# RSolve: Errors while solving Partial Difference Equation

I tried solving following partial difference equation in Mathematica by typing

RSolve[{C[n, k] == C[n-1, k] + C[n-1, k-1], C[n, 0] == 1, C[n, n] == 1}, C[n, k], {n, k}]


but returns the following error message

RSolve::conarg: The arguments should be ordered consistently. >>

but it does not work, please someone help me in this regard. Thanks and regards in advance.

• And when it failed it did not got you thinking ... ? Commented Mar 17, 2014 at 17:55
• @Sektor Do you imply that there is a trivial error? I fail to see it, could you please be more specific? Commented Mar 17, 2014 at 19:10
• @IstvánZachar No, imply that he ran into some kind of trouble and the first thing to do is: Help me ! Commented Mar 17, 2014 at 19:17
• @IstvánZachar C[n, n] == 1 isn't an init.cond nor a rec.rel. Commented Mar 17, 2014 at 20:23
• @IstvánZachar To me, most Mma errors (including this one) sound more like an invitation to exegesis. Commented Mar 17, 2014 at 21:16

It seems that Mathematica's RSolve[] simply can't solve this rather simple type of partial recurrence. However, the problem itself can easily be solved completely with Mathematica as follows. This is also a hint to try alternative formulations in mathematica if a specific one does not succeed.

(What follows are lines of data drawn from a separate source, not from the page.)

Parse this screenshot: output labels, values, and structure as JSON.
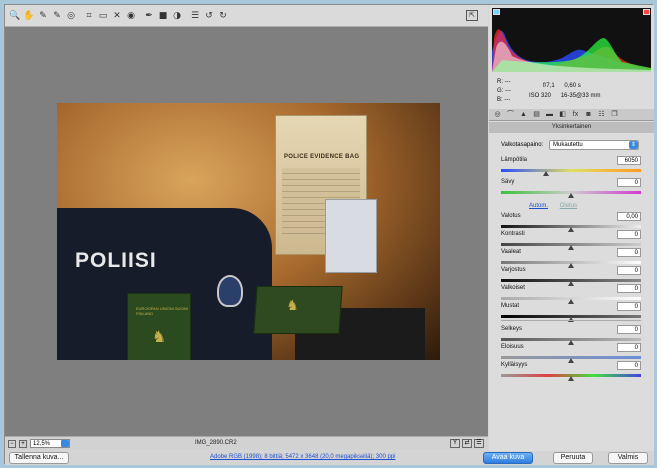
{
  "toolbar": {
    "tools": [
      {
        "icon": "zoom-icon",
        "glyph": "🔍"
      },
      {
        "icon": "hand-icon",
        "glyph": "✋"
      },
      {
        "icon": "white-balance-icon",
        "glyph": "✎"
      },
      {
        "icon": "color-sampler-icon",
        "glyph": "✎"
      },
      {
        "icon": "target-adjust-icon",
        "glyph": "◎"
      },
      {
        "icon": "crop-icon",
        "glyph": "⌗"
      },
      {
        "icon": "straighten-icon",
        "glyph": "▭"
      },
      {
        "icon": "spot-removal-icon",
        "glyph": "✕"
      },
      {
        "icon": "red-eye-icon",
        "glyph": "◉"
      },
      {
        "icon": "adjustment-brush-icon",
        "glyph": "✒"
      },
      {
        "icon": "graduated-filter-icon",
        "glyph": "■"
      },
      {
        "icon": "radial-filter-icon",
        "glyph": "◑"
      },
      {
        "icon": "preferences-icon",
        "glyph": "☰"
      },
      {
        "icon": "rotate-ccw-icon",
        "glyph": "↺"
      },
      {
        "icon": "rotate-cw-icon",
        "glyph": "↻"
      }
    ],
    "fullscreen_glyph": "⇱"
  },
  "photo": {
    "bag_title": "POLICE EVIDENCE BAG",
    "jacket_text": "POLIISI",
    "passport_text": "EUROOPAN UNIONI SUOMI FINLAND"
  },
  "status": {
    "zoom": "12,5%",
    "filename": "IMG_2890.CR2",
    "minus": "−",
    "plus": "+"
  },
  "footer": {
    "save_label": "Tallenna kuva...",
    "workflow_link": "Adobe RGB (1998); 8 bittiä; 5472 x 3648 (20,0 megapikseliä); 300 ppi",
    "open_label": "Avaa kuva",
    "cancel_label": "Peruuta",
    "done_label": "Valmis"
  },
  "info": {
    "r": "R:  ---",
    "g": "G:  ---",
    "b": "B:  ---",
    "aperture": "f/7,1",
    "shutter": "0,60 s",
    "iso": "ISO 320",
    "lens": "16-35@33 mm"
  },
  "panel": {
    "title": "Yksinkertainen",
    "wb_label": "Valkotasapaino:",
    "wb_value": "Mukautettu",
    "auto_label": "Autom.",
    "default_label": "Oletus",
    "sliders_top": [
      {
        "label": "Lämpötila",
        "value": "6050",
        "pos": 0.32
      },
      {
        "label": "Sävy",
        "value": "0",
        "pos": 0.5
      }
    ],
    "sliders_tone": [
      {
        "label": "Valotus",
        "value": "0,00",
        "pos": 0.5
      },
      {
        "label": "Kontrasti",
        "value": "0",
        "pos": 0.5
      },
      {
        "label": "Vaaleat",
        "value": "0",
        "pos": 0.5
      },
      {
        "label": "Varjostus",
        "value": "0",
        "pos": 0.5
      },
      {
        "label": "Valkoiset",
        "value": "0",
        "pos": 0.5
      },
      {
        "label": "Mustat",
        "value": "0",
        "pos": 0.5
      }
    ],
    "sliders_presence": [
      {
        "label": "Selkeys",
        "value": "0",
        "pos": 0.5
      },
      {
        "label": "Eloisuus",
        "value": "0",
        "pos": 0.5
      },
      {
        "label": "Kylläisyys",
        "value": "0",
        "pos": 0.5
      }
    ]
  },
  "colors": {
    "accent": "#2d7fe0",
    "link": "#1d4fd0"
  }
}
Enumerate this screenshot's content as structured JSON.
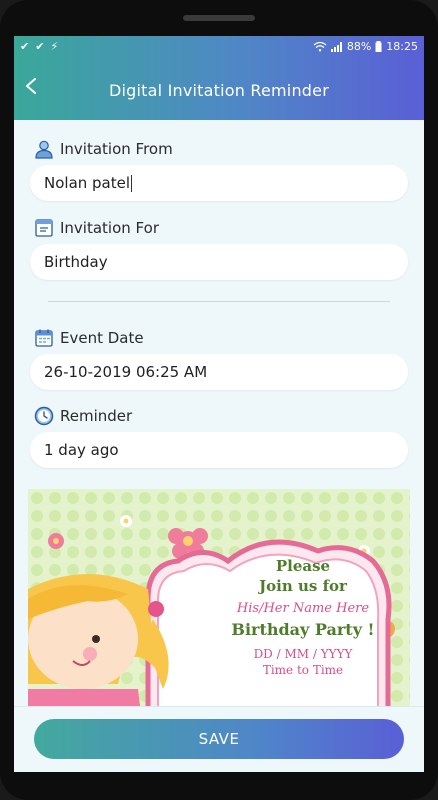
{
  "statusbar": {
    "battery": "88%",
    "time": "18:25"
  },
  "header": {
    "title": "Digital Invitation Reminder"
  },
  "form": {
    "from_label": "Invitation From",
    "from_value": "Nolan patel",
    "for_label": "Invitation For",
    "for_value": "Birthday",
    "date_label": "Event Date",
    "date_value": "26-10-2019 06:25 AM",
    "reminder_label": "Reminder",
    "reminder_value": "1 day ago"
  },
  "invitation_card": {
    "line1": "Please",
    "line2": "Join us for",
    "line3": "His/Her Name Here",
    "line4": "Birthday Party !",
    "line5": "DD / MM / YYYY",
    "line6": "Time to Time"
  },
  "actions": {
    "save_label": "SAVE"
  },
  "colors": {
    "accent_start": "#3aa89a",
    "accent_end": "#5a5fd6",
    "background": "#eef8fb"
  }
}
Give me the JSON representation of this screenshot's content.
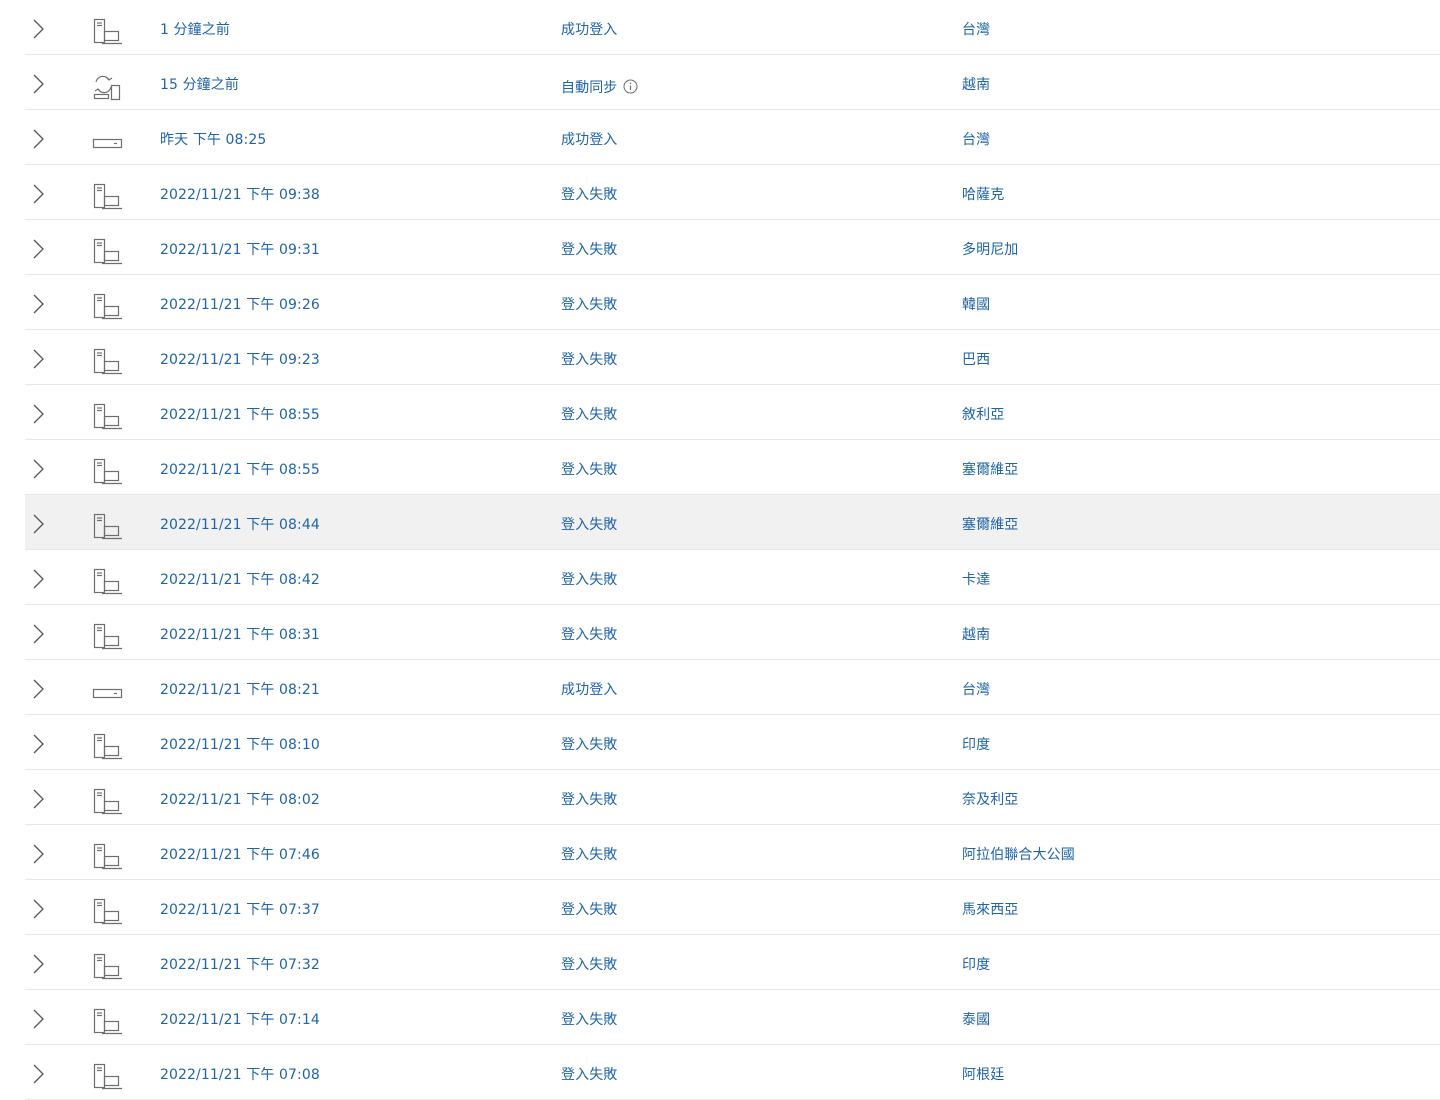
{
  "colors": {
    "link": "#1f63a8",
    "icon": "#6e6e6e",
    "divider": "#e8e8e8",
    "highlight": "#f1f1f1"
  },
  "rows": [
    {
      "time": "1 分鐘之前",
      "activity": "成功登入",
      "location": "台灣",
      "device": "desktop-laptop-icon"
    },
    {
      "time": "15 分鐘之前",
      "activity": "自動同步",
      "location": "越南",
      "device": "sync-device-icon",
      "info": true
    },
    {
      "time": "昨天 下午 08:25",
      "activity": "成功登入",
      "location": "台灣",
      "device": "server-icon"
    },
    {
      "time": "2022/11/21 下午 09:38",
      "activity": "登入失敗",
      "location": "哈薩克",
      "device": "desktop-laptop-icon"
    },
    {
      "time": "2022/11/21 下午 09:31",
      "activity": "登入失敗",
      "location": "多明尼加",
      "device": "desktop-laptop-icon"
    },
    {
      "time": "2022/11/21 下午 09:26",
      "activity": "登入失敗",
      "location": "韓國",
      "device": "desktop-laptop-icon"
    },
    {
      "time": "2022/11/21 下午 09:23",
      "activity": "登入失敗",
      "location": "巴西",
      "device": "desktop-laptop-icon"
    },
    {
      "time": "2022/11/21 下午 08:55",
      "activity": "登入失敗",
      "location": "敘利亞",
      "device": "desktop-laptop-icon"
    },
    {
      "time": "2022/11/21 下午 08:55",
      "activity": "登入失敗",
      "location": "塞爾維亞",
      "device": "desktop-laptop-icon"
    },
    {
      "time": "2022/11/21 下午 08:44",
      "activity": "登入失敗",
      "location": "塞爾維亞",
      "device": "desktop-laptop-icon",
      "highlight": true
    },
    {
      "time": "2022/11/21 下午 08:42",
      "activity": "登入失敗",
      "location": "卡達",
      "device": "desktop-laptop-icon"
    },
    {
      "time": "2022/11/21 下午 08:31",
      "activity": "登入失敗",
      "location": "越南",
      "device": "desktop-laptop-icon"
    },
    {
      "time": "2022/11/21 下午 08:21",
      "activity": "成功登入",
      "location": "台灣",
      "device": "server-icon"
    },
    {
      "time": "2022/11/21 下午 08:10",
      "activity": "登入失敗",
      "location": "印度",
      "device": "desktop-laptop-icon"
    },
    {
      "time": "2022/11/21 下午 08:02",
      "activity": "登入失敗",
      "location": "奈及利亞",
      "device": "desktop-laptop-icon"
    },
    {
      "time": "2022/11/21 下午 07:46",
      "activity": "登入失敗",
      "location": "阿拉伯聯合大公國",
      "device": "desktop-laptop-icon"
    },
    {
      "time": "2022/11/21 下午 07:37",
      "activity": "登入失敗",
      "location": "馬來西亞",
      "device": "desktop-laptop-icon"
    },
    {
      "time": "2022/11/21 下午 07:32",
      "activity": "登入失敗",
      "location": "印度",
      "device": "desktop-laptop-icon"
    },
    {
      "time": "2022/11/21 下午 07:14",
      "activity": "登入失敗",
      "location": "泰國",
      "device": "desktop-laptop-icon"
    },
    {
      "time": "2022/11/21 下午 07:08",
      "activity": "登入失敗",
      "location": "阿根廷",
      "device": "desktop-laptop-icon"
    }
  ]
}
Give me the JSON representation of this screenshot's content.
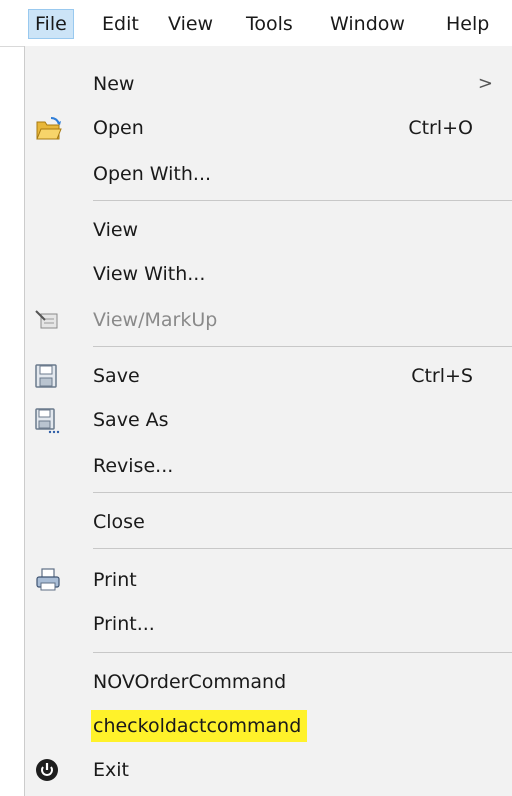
{
  "menubar": {
    "items": [
      "File",
      "Edit",
      "View",
      "Tools",
      "Window",
      "Help"
    ]
  },
  "file_menu": {
    "new": {
      "label": "New",
      "arrow": ">"
    },
    "open": {
      "label": "Open",
      "shortcut": "Ctrl+O"
    },
    "open_with": {
      "label": "Open With..."
    },
    "view": {
      "label": "View"
    },
    "view_with": {
      "label": "View With..."
    },
    "view_markup": {
      "label": "View/MarkUp"
    },
    "save": {
      "label": "Save",
      "shortcut": "Ctrl+S"
    },
    "save_as": {
      "label": "Save As"
    },
    "revise": {
      "label": "Revise..."
    },
    "close": {
      "label": "Close"
    },
    "print": {
      "label": "Print"
    },
    "print_dialog": {
      "label": "Print..."
    },
    "nov_order_command": {
      "label": "NOVOrderCommand"
    },
    "checkoldact_command": {
      "label": "checkoldactcommand"
    },
    "exit": {
      "label": "Exit"
    }
  },
  "colors": {
    "active_menubar_bg": "#cce4f7",
    "highlight": "#fff22a",
    "menu_bg": "#f2f2f2"
  }
}
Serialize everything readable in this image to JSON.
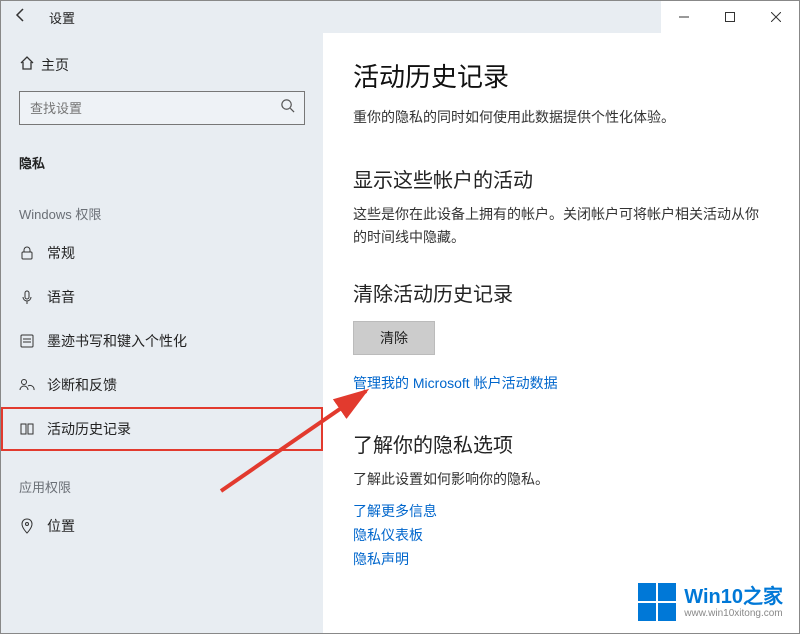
{
  "window": {
    "title": "设置"
  },
  "sidebar": {
    "home": "主页",
    "search_placeholder": "查找设置",
    "privacy_label": "隐私",
    "cat_windows": "Windows 权限",
    "cat_app": "应用权限",
    "items": {
      "general": "常规",
      "speech": "语音",
      "inking": "墨迹书写和键入个性化",
      "diagnostics": "诊断和反馈",
      "activity": "活动历史记录",
      "location": "位置"
    }
  },
  "content": {
    "h1": "活动历史记录",
    "p1": "重你的隐私的同时如何使用此数据提供个性化体验。",
    "h2a": "显示这些帐户的活动",
    "p2": "这些是你在此设备上拥有的帐户。关闭帐户可将帐户相关活动从你的时间线中隐藏。",
    "h2b": "清除活动历史记录",
    "clear_btn": "清除",
    "manage_link": "管理我的 Microsoft 帐户活动数据",
    "h2c": "了解你的隐私选项",
    "p3": "了解此设置如何影响你的隐私。",
    "link_more": "了解更多信息",
    "link_dashboard": "隐私仪表板",
    "link_statement": "隐私声明"
  },
  "watermark": {
    "brand": "Win10之家",
    "url": "www.win10xitong.com"
  }
}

See Why does Mathematica not evaluate the difference recurrence using RSolve or RecurrenceTable? for a similar problem and its solution.

As a first step to solve the given recurrence we rewrite the recurrence relations as function definitions (henceforth writing a[n,k] instead of C[n,k] because C is a reserved symbol in Mathematica)

Clear[a]
a[n_, k_] := a[n, k] = a[n - 1, k] + a[n - 1, k - 1]
a[n_, n_] := a[n, n] = 1
a[n_, 0] := a[n, 0] = 1


The first few a[n,k] are then

nn = 10;
t = Table[a[n, k], {n, 0, nn}, {k, 0, n}]

(*
Out[217]= {
{1},
{1, 1},
{1, 2, 1},
{1, 3, 3, 1},
{1, 4, 6, 4, 1},
{1, 5, 10, 10, 5, 1},
{1, 6, 15, 20, 15, 6, 1},
{1, 7, 21, 35, 35, 21, 7, 1},
{1, 8, 28, 56, 70, 56, 28, 8, 1},
{1, 9, 36, 84, 126, 126, 84, 36, 9, 1},
{1, 10, 45, 120, 210, 252, 210, 120, 45, 10, 1}}
*)


Now we proceed to find the general formula for the elements. We could guess it immediately from the numbers obtained to be a binomial coefficient. But let us proceed differently.

The generating function of the a[n,k] is easily found to be

Clear[g]

g[x_, y_] := 1/(1 - (x +  x y))


In fact the coefficients of the series expansion of g, given by

Clear[b]

b[n_, k_] := 1/(n! k!) D[g[x, y], {x, n}, {y, k}] /. {x -> 0, y -> 0}


are identical to a[n,k] as can be seen from the first few values.

Expansion of g in a geometrical series and using the binomial theorem leads to the explicit formula for the solution of the recurrence equation:

c[n_, k_] := Binomial[n, k]


which we probably have already recognized earlier from the numbers.